Emma Brown of the Washington Post explains that DC test scores in math reached a historic high point because of a decision by DC officials.

But the math gains officials reported were the result of a quiet decision to score the tests in a way that yielded higher scores even though D.C. students got far fewer math questions correct than in the year before.

The decision was made after D.C. teachers recommended a new grading scale — which would have held students to higher standards on tougher math tests — and after officials reviewed projections that the new scale would result in a significant decline in math proficiency rates.

Instead, city officials chose to discard the new grading approach and hold students to a level of difficulty similar to previous years’, according to city officials as well as e-mails and documents obtained by The Washington Post.
Brown writes:In the District, the discarded grading scale would have yielded a mixed picture of achievement on the 2013 tests. The reading proficiency rate would have been 6.6 points higher than was reported in 2012, but math would have been 3.6 points lower.

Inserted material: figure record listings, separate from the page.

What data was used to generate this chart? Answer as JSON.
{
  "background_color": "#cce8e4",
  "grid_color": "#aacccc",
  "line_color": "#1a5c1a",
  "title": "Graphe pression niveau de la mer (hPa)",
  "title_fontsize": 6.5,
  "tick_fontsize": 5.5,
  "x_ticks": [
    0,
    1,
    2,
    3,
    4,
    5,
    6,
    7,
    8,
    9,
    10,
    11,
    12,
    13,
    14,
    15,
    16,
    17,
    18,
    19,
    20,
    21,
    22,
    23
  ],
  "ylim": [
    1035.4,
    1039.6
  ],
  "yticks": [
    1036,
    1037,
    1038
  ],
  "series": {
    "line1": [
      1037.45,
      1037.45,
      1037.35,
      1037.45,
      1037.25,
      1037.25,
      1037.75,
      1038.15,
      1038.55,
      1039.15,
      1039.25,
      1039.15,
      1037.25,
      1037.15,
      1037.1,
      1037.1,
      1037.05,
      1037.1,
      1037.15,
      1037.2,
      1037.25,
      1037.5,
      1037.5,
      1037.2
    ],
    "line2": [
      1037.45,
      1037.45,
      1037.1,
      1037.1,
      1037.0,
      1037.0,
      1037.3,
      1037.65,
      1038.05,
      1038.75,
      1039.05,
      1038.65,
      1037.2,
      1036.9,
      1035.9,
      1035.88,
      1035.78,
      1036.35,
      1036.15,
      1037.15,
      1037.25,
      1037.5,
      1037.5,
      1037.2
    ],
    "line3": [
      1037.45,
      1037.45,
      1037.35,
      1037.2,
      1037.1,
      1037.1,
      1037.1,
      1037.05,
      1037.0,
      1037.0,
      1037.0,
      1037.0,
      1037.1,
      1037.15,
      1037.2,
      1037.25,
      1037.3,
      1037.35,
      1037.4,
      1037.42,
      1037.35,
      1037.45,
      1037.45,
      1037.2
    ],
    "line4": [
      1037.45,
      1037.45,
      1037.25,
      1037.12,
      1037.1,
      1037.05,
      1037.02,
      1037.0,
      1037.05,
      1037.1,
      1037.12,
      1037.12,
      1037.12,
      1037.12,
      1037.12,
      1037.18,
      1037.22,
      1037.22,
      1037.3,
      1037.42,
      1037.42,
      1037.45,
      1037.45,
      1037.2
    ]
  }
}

The choice that D.C. officials faced suggests that proficiency rates — which are used to make employment and pay decisions for teachers and principals and to judge the city’s efforts to improve public education — are as much a product of policymakers’ decisions as they are of student performance.

The lesson in this episode is not that DC officials are not to be trusted, but that the scoring of tests is a matter of human judgment, not science.

The human judgment may be based on political considerations. Or not.

But we must stop believing that standardized tests are a scientific measure, like a barometer or a thermometer.

It is human beings who decide where the passing mark should be.

They may decide to make it easier or harder to pass.

But it is not science. It is human judgment.

Test scores are the result of subjective judgment, not objective measures.